The ideal candidate for this role has a strong desire to lead the organization in well considered Security Engineering methodologies, is seasoned in either AWS or GCP cloud-based services, has a strong passion for DevOps/SecDevOps/DevSecOps driven patterns, and an excellent ability to communicate across roles, teams and disciplines. You enjoy platform engineering work, and you're passionate about implementing new security patterns.

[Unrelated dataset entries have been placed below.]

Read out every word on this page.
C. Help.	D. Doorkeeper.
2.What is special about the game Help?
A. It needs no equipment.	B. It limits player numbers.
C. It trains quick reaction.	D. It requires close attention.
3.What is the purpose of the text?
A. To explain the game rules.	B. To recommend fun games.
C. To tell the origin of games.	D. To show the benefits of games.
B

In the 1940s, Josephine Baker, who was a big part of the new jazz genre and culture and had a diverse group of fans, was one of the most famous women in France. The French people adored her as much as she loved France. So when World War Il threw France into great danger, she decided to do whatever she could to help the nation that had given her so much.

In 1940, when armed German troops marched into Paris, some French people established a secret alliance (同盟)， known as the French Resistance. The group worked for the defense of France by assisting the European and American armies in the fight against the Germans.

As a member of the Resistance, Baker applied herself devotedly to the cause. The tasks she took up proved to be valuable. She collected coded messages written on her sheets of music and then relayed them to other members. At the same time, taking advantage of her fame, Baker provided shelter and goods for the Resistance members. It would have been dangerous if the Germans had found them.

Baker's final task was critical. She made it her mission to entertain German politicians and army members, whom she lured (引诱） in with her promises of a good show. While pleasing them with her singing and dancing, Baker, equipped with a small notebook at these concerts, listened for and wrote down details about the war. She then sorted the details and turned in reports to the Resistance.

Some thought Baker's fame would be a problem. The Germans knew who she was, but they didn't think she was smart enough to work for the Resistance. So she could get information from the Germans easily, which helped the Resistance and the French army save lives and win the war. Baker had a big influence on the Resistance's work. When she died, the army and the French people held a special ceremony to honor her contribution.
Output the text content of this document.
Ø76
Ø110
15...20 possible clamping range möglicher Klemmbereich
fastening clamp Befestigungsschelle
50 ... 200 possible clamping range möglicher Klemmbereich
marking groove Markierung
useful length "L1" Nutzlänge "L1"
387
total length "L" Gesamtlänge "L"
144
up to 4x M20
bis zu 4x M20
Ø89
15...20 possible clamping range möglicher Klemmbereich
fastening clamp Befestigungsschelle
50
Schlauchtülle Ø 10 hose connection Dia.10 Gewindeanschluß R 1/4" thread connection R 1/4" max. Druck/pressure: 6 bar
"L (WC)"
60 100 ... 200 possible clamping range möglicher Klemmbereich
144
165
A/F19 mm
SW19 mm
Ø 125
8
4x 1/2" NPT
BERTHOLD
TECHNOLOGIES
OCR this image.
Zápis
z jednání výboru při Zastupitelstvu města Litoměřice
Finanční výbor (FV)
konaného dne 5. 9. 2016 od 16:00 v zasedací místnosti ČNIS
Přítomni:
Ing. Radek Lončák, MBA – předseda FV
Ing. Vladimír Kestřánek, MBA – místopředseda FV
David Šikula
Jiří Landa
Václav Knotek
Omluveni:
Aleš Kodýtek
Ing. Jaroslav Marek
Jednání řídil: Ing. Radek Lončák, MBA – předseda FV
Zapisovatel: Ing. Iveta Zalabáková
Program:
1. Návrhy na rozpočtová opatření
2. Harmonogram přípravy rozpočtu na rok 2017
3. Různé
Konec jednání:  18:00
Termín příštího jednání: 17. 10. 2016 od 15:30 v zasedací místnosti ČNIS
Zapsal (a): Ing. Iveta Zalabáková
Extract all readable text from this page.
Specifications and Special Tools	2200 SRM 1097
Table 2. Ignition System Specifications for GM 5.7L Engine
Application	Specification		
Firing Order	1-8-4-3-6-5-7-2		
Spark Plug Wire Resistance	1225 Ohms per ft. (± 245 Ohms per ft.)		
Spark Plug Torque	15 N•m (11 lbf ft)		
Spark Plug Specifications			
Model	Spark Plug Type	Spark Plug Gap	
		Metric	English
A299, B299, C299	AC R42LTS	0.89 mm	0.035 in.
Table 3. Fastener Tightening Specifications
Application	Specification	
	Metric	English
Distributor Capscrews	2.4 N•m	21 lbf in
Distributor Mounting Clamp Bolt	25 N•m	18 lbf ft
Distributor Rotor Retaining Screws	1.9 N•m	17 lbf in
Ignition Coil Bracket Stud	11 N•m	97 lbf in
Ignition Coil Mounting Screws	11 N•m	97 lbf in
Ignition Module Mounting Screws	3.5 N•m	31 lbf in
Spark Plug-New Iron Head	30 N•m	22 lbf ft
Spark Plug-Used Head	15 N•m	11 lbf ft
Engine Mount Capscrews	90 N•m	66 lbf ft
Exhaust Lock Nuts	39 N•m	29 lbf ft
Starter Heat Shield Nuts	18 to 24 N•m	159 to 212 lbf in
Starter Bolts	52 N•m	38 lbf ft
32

Marqeta is remote work positive and this role is offered in the scope of a distributed remote team.

Primary Responsibilities

* Build Self Service Tools for Infrastructure, Platform, and SRE Engineers
* Maintain Security Controls in Platform and Infrastructure Services
* Implement and Support End-to-End Transport Security and Proxy Layer Services
* Lead Infrastructure and Platform Design Reviews
* Implement and Maintain Security Patterns in Pre-Release and Post-Release Deployment
* Triage, Respond to and Investigate Security Incidents affecting Platform and Infra Services
* Implement and Maintain Platform and Infrastructure Threat Monitoring and Detection Tools
* Manage and Deploy Services for Security Team
* Mentor Marqeta App Sec, Infra, Platform and SRE Engineers
* Support Quarterly PCI Efforts

Requirements

* 3-5 years Demonstrable and Practical Experience in Systems and Infrastructure Engineering or Comparable Experience in a DevOps Role
* You pride yourself in a holistic approach to your work
* You have a sincere passion for Security Engineering as a discipline
* You're an excellent communicator
* You employ strong collaboration patterns and enjoy creating positive team dynamics
* You know how to own and support positive outcomes
* You remain constructive under pressure, with a flexible working style
* You have solid experience and consistency with remote work and engaging distributed teams
* Demonstrated experience in some combination of the following disciplines: incident response, detection tooling, vulnerability management, security operations, cloud security, infrastructure security, network security, security tools development
* Experience selecting and implementing tools for SIEM, IDS and vulnerability scanning
* Experience with automating new and existing processes and tools
* Experience with AWS, Java, Python, Ruby, and other modern open source languages and tools

Technical Skills

* Functional Development Experience and Proficiency in Python, Go or Ruby
* Functional Experience with Ansible, Terraform and Packer
* Experience with AWS Architecture and Service Deployment
* Experience with Container Technology (Docker, ECS, Kubernetes/K8s)
* Familiarity with Java and JVM based Application Stacks (e.g. Tomcat)
* Strong Knowledge of TLS-based Service Architectures
* Strong Experience with Linux Platforms (CentOS/Ubuntu/Debian/etc)
* Experience with Secure Deployment Specification
* Experience with Production Build Pipelines and CI/CD stacks (Ex. Jenkins, Nexus, Drone CI)
* Strong Interest in Automation Practices

Bonus Points

* Experience in Payments or Financial Services
* Experience with Remote Work

Perks

* Rich suite of benefit plans; employee premiums paid 100%
* Generous Paid Time Off
* Full paid Parental Leave
* Pet insurance
* 401k plan with a Company match
* Competitive pay
* Meaningful equity
* Bi-annual "Hack Week" to support and reward innovation
* Monthly commuter and parking subsidy
* Open, transparent culture that includes All Hands meetings, Lunch-and-Learns, all-company offsites, etc.
* Access to corporate gym membership rates, other discounts and employee perks
* Fully stocked kitchen, catered lunches twice a week, breakfast on Fridays and more!

We are committed to an inclusive and diverse workplace. Marqeta is an equal opportunity employer. We do not discriminate based on race, ethnicity, color, ancestry, national origin, religion, sex, sexual orientation, gender identity, age, disability, veteran status, genetic information, marital status or any other legally protected status.